Le produit final, Purezyme, est une enzyme brevetée très efficace pour éliminer les salissures qui collent aux textiles, même à l’eau froide, tout en se décomposant sans danger pendant le traitement des eaux usées pour revenir dans le cycle de l’eau.

La biomimétique nous rappelle l’ingéniosité de l’évolution. Il ne s’agit pas seulement des propriétés miraculeuses qui existent dans la nature, mais aussi du fait que l’évolution a donné naissance à une espèce, nous les humains, qui peut agir comme son agent, en utilisant cette ingéniosité dans de nouvelles situations : des véhicules capables de voyager dans l’espace aux capsules que nous mettons dans nos machines à laver pour nettoyer nos vêtements.

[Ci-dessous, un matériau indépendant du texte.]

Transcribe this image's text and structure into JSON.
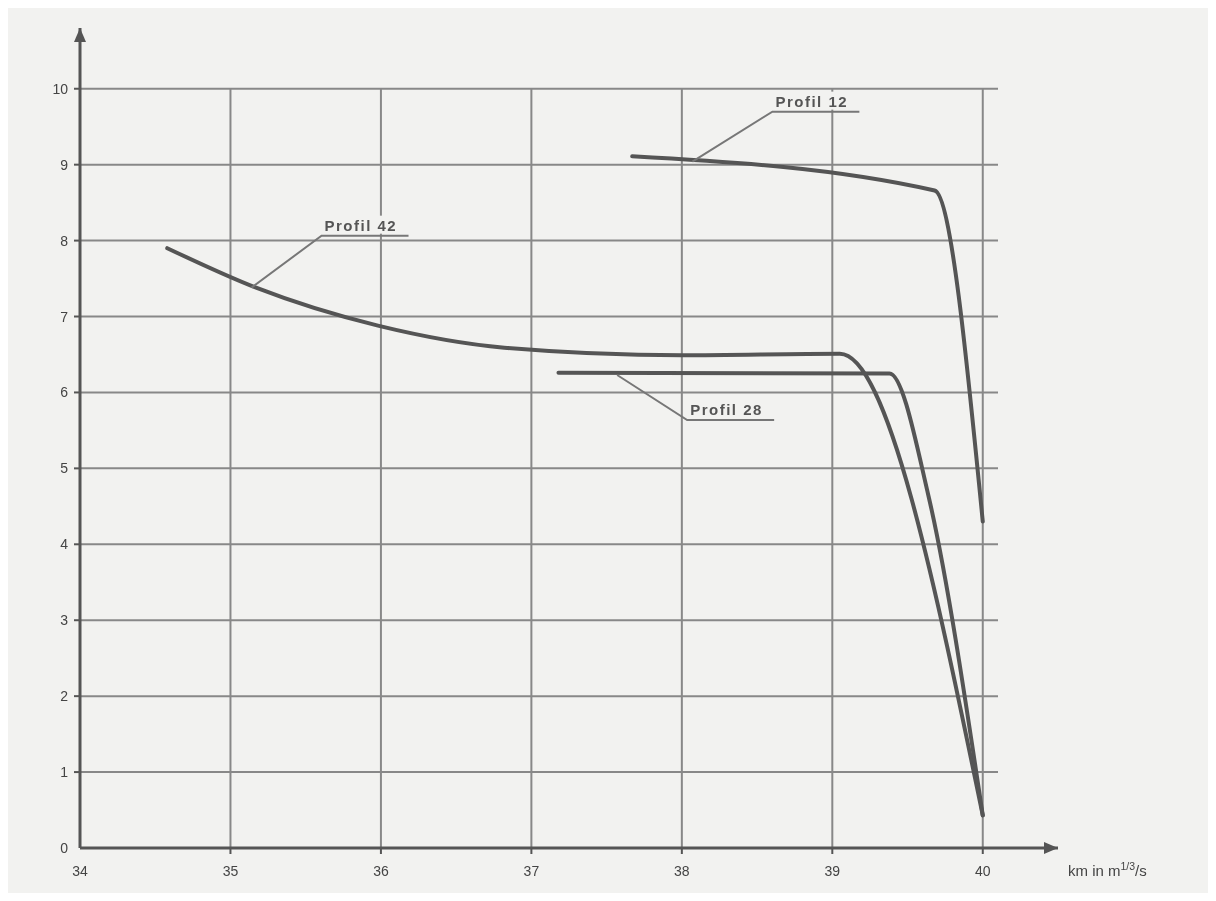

Et comme la nature est la source de toute évolution, y compris la nôtre, il est urgent de la protéger. Il y a beaucoup de petites choses que nous pouvons faire pour changer la donne. Par exemple, en Europe, en moyenne, jusqu’à 60 % des émissions de gaz à effet de serre liées aux lavages en machine proviennent du chauffage de l’eau de nos lave-linges, plus que de l’emballage ou des composants des lessives. Diminuer la température de quelques degrés seulement peut réduire considérablement le gaspillage d’énergie.